Step S403, three groups of encoders respectively extract the domain sharing characteristics e_c∈R^n1×m＝[e₁,e₂,...,e_n1](ii) a The source domain private characteristic and the target domain private characteristic encoder output are respectively

Where m is the dimension of the Bi-LSTM output vector,

n2＝N^s，

are the number of texts.

Step S5, domain feature fusion: and the domain sharing feature encoder extracts the sharing features of the source domain and the target domain. The domain private feature encoder can extract domain private features, and the defect that the shared feature extractor cannot extract specific domain information is overcome. In order to obtain the shared information of the source domain and the target domain and simultaneously retain more complete information of the specific domain, the information of the specific domain needs to be combined

And sharing the domain information e_cFusion is performed.

Step S501, matrix W_VKey matrix W_KQuery matrix W_QDot-multiply with the input vector and score the result:

wherein b belongs to { c, p }, c represents the domain sharing, and p is the domain private; < is the zoom dot product; d is a constant (usually, a word vector dimension) set to prevent an excessively large value after dot product, and usually, a dimension of an input word vector is taken;

step S502, performing Softmax normalization operation on the scores to obtain attention weight

Step S503, multiplying the attention weight point by the value vector to obtain the final source domain feature e^o(target domain characteristics):

where o e { s, t } s represents the source domain, t represents the target domain, e^oIs a feature after fusion.

Step S6, domain adaptation: source domain feature e after domain feature fusion^sAnd target domain characteristics e^tAre different, so as to e^sAnd e^tAnd performing domain adaptation. The purpose of the domain adaptation is to realize domain adaptation, so that the data distribution of the two domains converges. And performing domain self-adaptation in a feature alignment mode, namely enabling the data distribution of the source domain and the data distribution of the target domain to converge by a feature transformation method. And calculating the distance between the source domain data and the target domain data by an MK-MMD method, adding the distance into a loss function, and updating the network weight together with the tag loss to realize the domain adaptation. The MK-MMD distance formula of the source domain and the target domain is as follows:

wherein a mapping exists in a regenerated Hilbert space HPhi (-) mapping original variables into RKHS, MMD²(e^s,e^t) Is the distance between the source domain feature and the target domain feature.

And step S7, reliability classification, namely, sending the source domain characteristics and the target domain characteristics into an MLP network to output a classification result, and updating network parameters according to classification loss and field adaptation loss.

Step S701, source domain feature e after fusion of domain features^sAnd target domain characteristics e^tFeeding into an MLP:

is a prediction vector, i.e., a prediction result; MLP represents a multi-layer perceptron;

and

representing the probability of prediction; sigmoid is an activation function.

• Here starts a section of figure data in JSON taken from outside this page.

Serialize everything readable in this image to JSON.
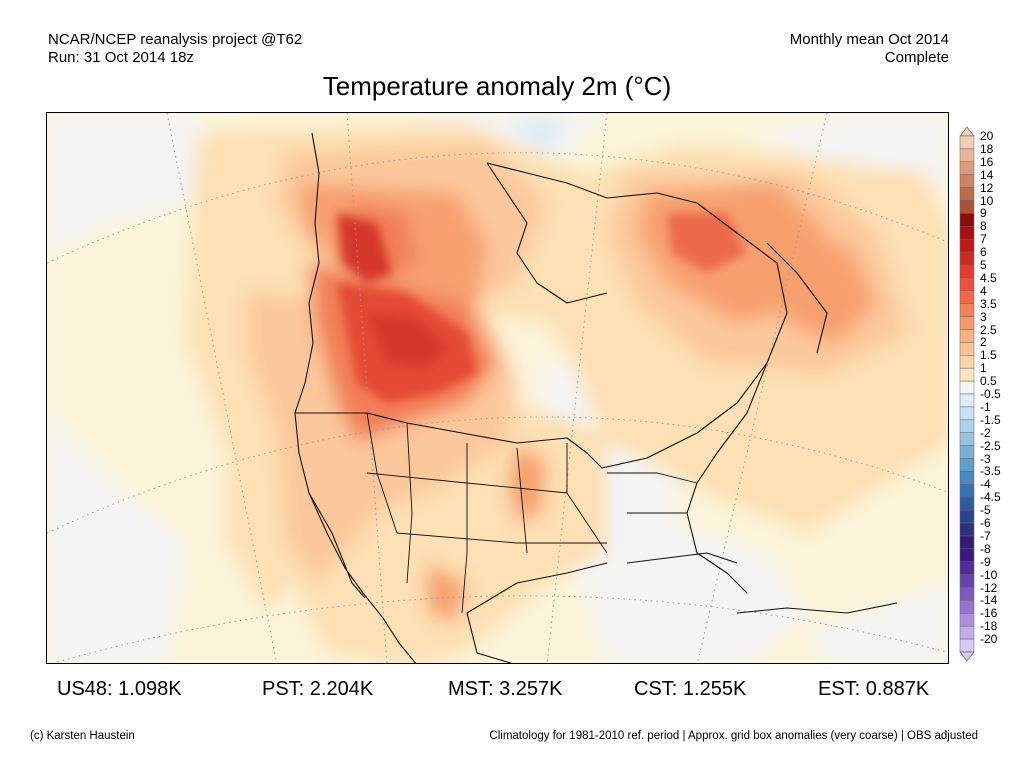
{
  "header": {
    "left_line1": "NCAR/NCEP reanalysis project @T62",
    "left_line2": "Run: 31 Oct 2014 18z",
    "right_line1": "Monthly mean Oct 2014",
    "right_line2": "Complete"
  },
  "title": "Temperature anomaly 2m (°C)",
  "colorbar": {
    "labels": [
      "20",
      "18",
      "16",
      "14",
      "12",
      "10",
      "9",
      "8",
      "7",
      "6",
      "5",
      "4.5",
      "4",
      "3.5",
      "3",
      "2.5",
      "2",
      "1.5",
      "1",
      "0.5",
      "-0.5",
      "-1",
      "-1.5",
      "-2",
      "-2.5",
      "-3",
      "-3.5",
      "-4",
      "-4.5",
      "-5",
      "-6",
      "-7",
      "-8",
      "-9",
      "-10",
      "-12",
      "-14",
      "-16",
      "-18",
      "-20"
    ],
    "colors": [
      "#f5cdb3",
      "#e9b596",
      "#dc9c7c",
      "#cd8462",
      "#bd6b4a",
      "#ac5235",
      "#8c0a0a",
      "#a51010",
      "#bd1a18",
      "#d22822",
      "#e23c2c",
      "#ea533a",
      "#f06a48",
      "#f4815a",
      "#f7996c",
      "#f9af80",
      "#fbc394",
      "#fcd6a9",
      "#fde6c0",
      "#f5f5f5",
      "#dcedf8",
      "#c6e2f3",
      "#acd3ec",
      "#93c3e3",
      "#79b1d9",
      "#5f9ecd",
      "#4a88c0",
      "#3a72b0",
      "#2e5ca0",
      "#294590",
      "#2d2f80",
      "#311c74",
      "#3a1a7e",
      "#4f2c96",
      "#6642ad",
      "#7d5ac0",
      "#9474d0",
      "#ab90de",
      "#c2ade9",
      "#d8c9f2"
    ]
  },
  "stats": [
    {
      "label": "US48: 1.098K"
    },
    {
      "label": "PST: 2.204K"
    },
    {
      "label": "MST: 3.257K"
    },
    {
      "label": "CST: 1.255K"
    },
    {
      "label": "EST: 0.887K"
    }
  ],
  "footer": {
    "left": "(c) Karsten Haustein",
    "right": "Climatology for 1981-2010 ref. period | Approx. grid box anomalies (very coarse) | OBS adjusted"
  }
}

And step S702, calculating a loss function according to the classification result to update network parameters, wherein the deep migration network learns the data difference between the source field and the target field to realize field adaptation on one hand and learns the label loss on the other hand. The final objective function (the overall network loss function) is lost by the MK-MMD statistics source domain tags representing the domain differences, so the overall migration network loss function is (9):

L＝L_cls+λL_da (9)

wherein, λ is an adjusting parameter; l is_daFor field adaptation losses, i.e. MMD²(e^s,e^t)；L_clsFor label loss, including source domain label loss

And loss of target domain label

Cross-entry criterion was used in this classification task to reduce the loss function:

wherein y ∈ {0,1} is a confidence label; theta is a parameter to be optimized.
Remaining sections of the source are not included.